La persistenza del conflitto è il risultato di ripetuti errori di calcolo bilaterali, sia da parte di Washington che di Mosca, e la leadership oligarchica di Kiev non è preoccupata per i costi umani di questo, quindi abbiamo un rischio – e Zelensky ha, per ora, rifiutato proposte alternative per la pace, che provengano dal Vaticano, dalla Cina, dal Brasile o dall'Indonesia. Per ora conta solo la “pace dell'Occidente”, che è un processo che comporta la necessità della sconfitta di Putin.

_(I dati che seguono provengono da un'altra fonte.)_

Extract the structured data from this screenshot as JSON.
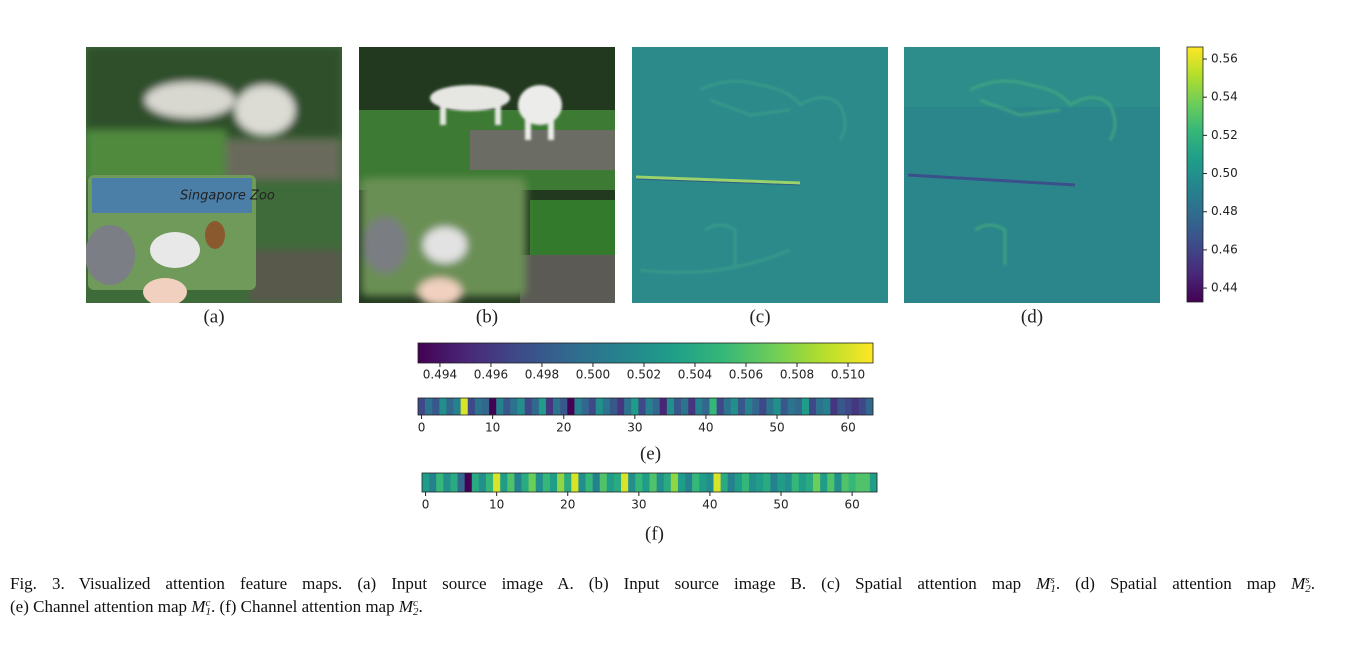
{
  "panels": [
    {
      "label": "(a)"
    },
    {
      "label": "(b)"
    },
    {
      "label": "(c)"
    },
    {
      "label": "(d)"
    }
  ],
  "colorbar_vertical": {
    "lim": [
      0.4327,
      0.5663
    ],
    "ticks": [
      0.44,
      0.46,
      0.48,
      {
        "value": 0.5,
        "label": "0.50"
      },
      0.52,
      0.54,
      0.56
    ]
  },
  "colorbar_horizontal": {
    "lim": [
      0.49314,
      0.51098
    ],
    "ticks": [
      0.494,
      0.496,
      0.498,
      {
        "value": 0.5,
        "label": "0.500"
      },
      0.502,
      0.504,
      0.506,
      0.508,
      {
        "value": 0.51,
        "label": "0.510"
      }
    ]
  },
  "strips": [
    {
      "label": "(e)",
      "xlim": [
        -0.5,
        63.5
      ],
      "xticks": [
        0,
        10,
        20,
        30,
        40,
        50,
        60
      ],
      "values": [
        0.497,
        0.5,
        0.498,
        0.502,
        0.499,
        0.501,
        0.51,
        0.497,
        0.5,
        0.499,
        0.493,
        0.501,
        0.498,
        0.5,
        0.502,
        0.497,
        0.499,
        0.503,
        0.496,
        0.5,
        0.498,
        0.493,
        0.501,
        0.499,
        0.497,
        0.502,
        0.5,
        0.498,
        0.496,
        0.5,
        0.503,
        0.497,
        0.501,
        0.499,
        0.495,
        0.502,
        0.498,
        0.5,
        0.496,
        0.501,
        0.499,
        0.505,
        0.497,
        0.5,
        0.502,
        0.498,
        0.501,
        0.499,
        0.497,
        0.5,
        0.502,
        0.498,
        0.5,
        0.499,
        0.503,
        0.497,
        0.5,
        0.501,
        0.496,
        0.498,
        0.497,
        0.496,
        0.497,
        0.499
      ]
    },
    {
      "label": "(f)",
      "xlim": [
        -0.5,
        63.5
      ],
      "xticks": [
        0,
        10,
        20,
        30,
        40,
        50,
        60
      ],
      "values": [
        0.503,
        0.501,
        0.505,
        0.502,
        0.504,
        0.499,
        0.493,
        0.504,
        0.502,
        0.505,
        0.51,
        0.503,
        0.506,
        0.501,
        0.504,
        0.507,
        0.502,
        0.505,
        0.503,
        0.508,
        0.504,
        0.51,
        0.502,
        0.505,
        0.501,
        0.506,
        0.503,
        0.504,
        0.51,
        0.502,
        0.505,
        0.503,
        0.506,
        0.502,
        0.504,
        0.508,
        0.503,
        0.501,
        0.505,
        0.503,
        0.502,
        0.51,
        0.504,
        0.501,
        0.503,
        0.505,
        0.502,
        0.503,
        0.504,
        0.501,
        0.503,
        0.502,
        0.505,
        0.503,
        0.504,
        0.507,
        0.503,
        0.506,
        0.502,
        0.506,
        0.505,
        0.506,
        0.506,
        0.503
      ]
    }
  ],
  "caption": {
    "lines": [
      [
        "Fig. 3.",
        "Visualized attention feature maps. (a) Input source image A. (b) Input source image B. (c) Spatial attention map ",
        {
          "base": "M",
          "sub": "1",
          "sup": "s"
        },
        ". (d) Spatial attention map ",
        {
          "base": "M",
          "sub": "2",
          "sup": "s"
        },
        "."
      ],
      [
        "(e) Channel attention map ",
        {
          "base": "M",
          "sub": "1",
          "sup": "c"
        },
        ". (f) Channel attention map ",
        {
          "base": "M",
          "sub": "2",
          "sup": "c"
        },
        "."
      ]
    ]
  }
}
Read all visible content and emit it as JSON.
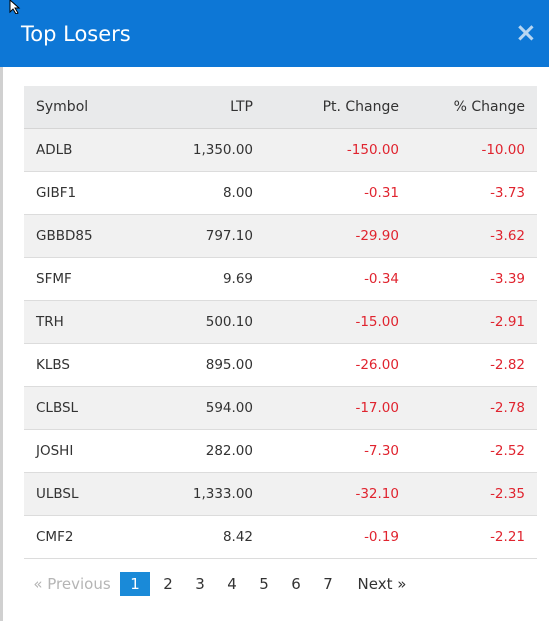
{
  "modal": {
    "title": "Top Losers",
    "close_icon": "×"
  },
  "table": {
    "headers": [
      "Symbol",
      "LTP",
      "Pt. Change",
      "% Change"
    ],
    "rows": [
      {
        "symbol": "ADLB",
        "ltp": "1,350.00",
        "pt_change": "-150.00",
        "pct_change": "-10.00"
      },
      {
        "symbol": "GIBF1",
        "ltp": "8.00",
        "pt_change": "-0.31",
        "pct_change": "-3.73"
      },
      {
        "symbol": "GBBD85",
        "ltp": "797.10",
        "pt_change": "-29.90",
        "pct_change": "-3.62"
      },
      {
        "symbol": "SFMF",
        "ltp": "9.69",
        "pt_change": "-0.34",
        "pct_change": "-3.39"
      },
      {
        "symbol": "TRH",
        "ltp": "500.10",
        "pt_change": "-15.00",
        "pct_change": "-2.91"
      },
      {
        "symbol": "KLBS",
        "ltp": "895.00",
        "pt_change": "-26.00",
        "pct_change": "-2.82"
      },
      {
        "symbol": "CLBSL",
        "ltp": "594.00",
        "pt_change": "-17.00",
        "pct_change": "-2.78"
      },
      {
        "symbol": "JOSHI",
        "ltp": "282.00",
        "pt_change": "-7.30",
        "pct_change": "-2.52"
      },
      {
        "symbol": "ULBSL",
        "ltp": "1,333.00",
        "pt_change": "-32.10",
        "pct_change": "-2.35"
      },
      {
        "symbol": "CMF2",
        "ltp": "8.42",
        "pt_change": "-0.19",
        "pct_change": "-2.21"
      }
    ]
  },
  "pagination": {
    "prev_label": "«  Previous",
    "next_label": "Next  »",
    "pages": [
      "1",
      "2",
      "3",
      "4",
      "5",
      "6",
      "7"
    ],
    "current_page": "1"
  },
  "colors": {
    "header_bg": "#0d77d6",
    "negative": "#e0242f",
    "active_page": "#1a8ad8"
  }
}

In sintesi, nulla garantisce che non emergerà un inasprimento del conflitto e nemmeno il realismo pacifista cinese sarà in grado di reggerlo – il che è altrettanto valido se il processo di assedio alla Cina si inasprisce, chiedendo una risposta difensiva da parte di Pechino. In questo senso, le costanti risposte autodifensive cinesi implicheranno, anche in un contesto di difesa strategica, un certo grado di conflitto.

Tutto dipende ancora da una variabile sempre più enigmatica, che è l'orientamento della politica estera americana come risultato dell'evoluzione politica interna. Lo scenario attuale è caratterizzato da una crescente disuguaglianza sociale, divisione tra campagna e città, crescente discorso razzista contro le minoranze interne e mancanza di fiducia nel sistema stesso. Nulla garantisce che tutto ciò non possa portare ad azioni sconsiderate.

Oggi i Democratici scommettono sulla globalizzazione sotto chiave, con un moderato disaccoppiamento, ma il significato di ciò non è meno irrazionale del discorso di Trump sulla deglobalizzazione totale. Per ora, come sottolinea il linguista americano Noam Chomsky, sono gli americani che hanno rotto i loro accordi. nei confronti della Russia e anche nei confronti della Cina.

La strategia cinese, nonostante tutto questo, è stata un fattore sensato, che fa tornare indietro le lancette dell'orologio del giorno del giudizio. La massiccia inerzia di Xi Jinping contro la guerra è l'equivalente di uno sciopero globale contro la guerra. E più che un conflitto di poteri, è un conflitto di diverse disposizioni. Anche in questo il Brasile di Lula è stato un elemento importante. Ci sono però dei limiti e dobbiamo mobilitarci tutti con più forza contro la fine del mondo.

* Hugo Albuquerque è giurista ed editore di Autonomia Literária.